Folionaut exposes tools for querying portfolio data through two interfaces:

  1. MCP Server: Used by AI assistants like Claude Desktop to query portfolio content
  2. Chat Service: Uses OpenAI function calling to let the LLM query data during conversations

Initially, each interface had its own tool implementations, leading to:

  • Duplicated business logic for querying content
  • Potential inconsistencies between MCP and chat responses
  • Higher maintenance burden when updating tool behavior
  • Different validation and error handling approaches

Both interfaces need the same core functionality:

  • list_content: List portfolio items by type
  • get_content: Get a specific item by type and slug
  • search_content: Search content by keywords

Decision

Extract shared tool logic into a core tools layer (src/tools/core/) that both MCP and OpenAI adapters consume.
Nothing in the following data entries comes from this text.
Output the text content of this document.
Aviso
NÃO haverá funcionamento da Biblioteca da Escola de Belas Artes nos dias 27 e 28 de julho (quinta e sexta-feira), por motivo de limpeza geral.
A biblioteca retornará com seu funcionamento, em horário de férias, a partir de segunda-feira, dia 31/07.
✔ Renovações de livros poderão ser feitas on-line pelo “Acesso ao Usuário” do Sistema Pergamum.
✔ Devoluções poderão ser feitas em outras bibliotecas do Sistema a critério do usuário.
Each adapter handles protocol-specific concerns while delegating to the same core functions.

Architecture

File Structure

src/tools/
  types.ts              # ToolResult<T>, ContentItem types
  index.ts              # Re-exports for external use
  core/
    index.ts            # Re-exports core functions
    list-content.ts     # listContent() implementation
    get-content.ts      # getContent() implementation
    search-content.ts   # searchContent() implementation
  openai-adapter.ts     # chatToolDefinitions, executeToolCall()

Alternatives Considered

OptionProsCons
Duplicate code in each adapterSimple, no abstractionMaintenance burden, inconsistencies
MCP tools call REST APIHTTP-based, protocol agnosticNetwork overhead, circular dependency
OpenAI adapter calls MCP serverReuse MCP implementationMCP SDK overhead, format conversion
Shared core functions (chosen)Single source of truth, minimal overheadRequires abstraction layer

Consequences

Positive

  • Consistency: Both MCP and chat return identical data for the same queries
  • Maintainability: Update logic once, affects both interfaces
  • Type safety: Shared TypeScript types ensure compile-time correctness
  • Testability: Core functions can be unit tested independently
  • Schema reuse: Zod schemas used for both validation and JSON Schema generation

Negative

  • Abstraction overhead: Additional layer between adapters and repository
  • Coupling: Changes to core functions affect both interfaces
  • Schema conversion: Need zod-to-json-schema for OpenAI format

Mitigations

  • Minimal abstraction: Core functions are thin wrappers around repository
  • Semantic versioning: Breaking changes documented in ADRs
  • Type guards: Runtime validation ensures correct data shapes

Implementation Details

Core Tool Function

typescript
// src/tools/core/list-content.ts
export async function listContent(
  input: ListContentInput
): Promise<ToolResult<ListContentResult>> {
  const params = ListContentInputSchema.parse(input)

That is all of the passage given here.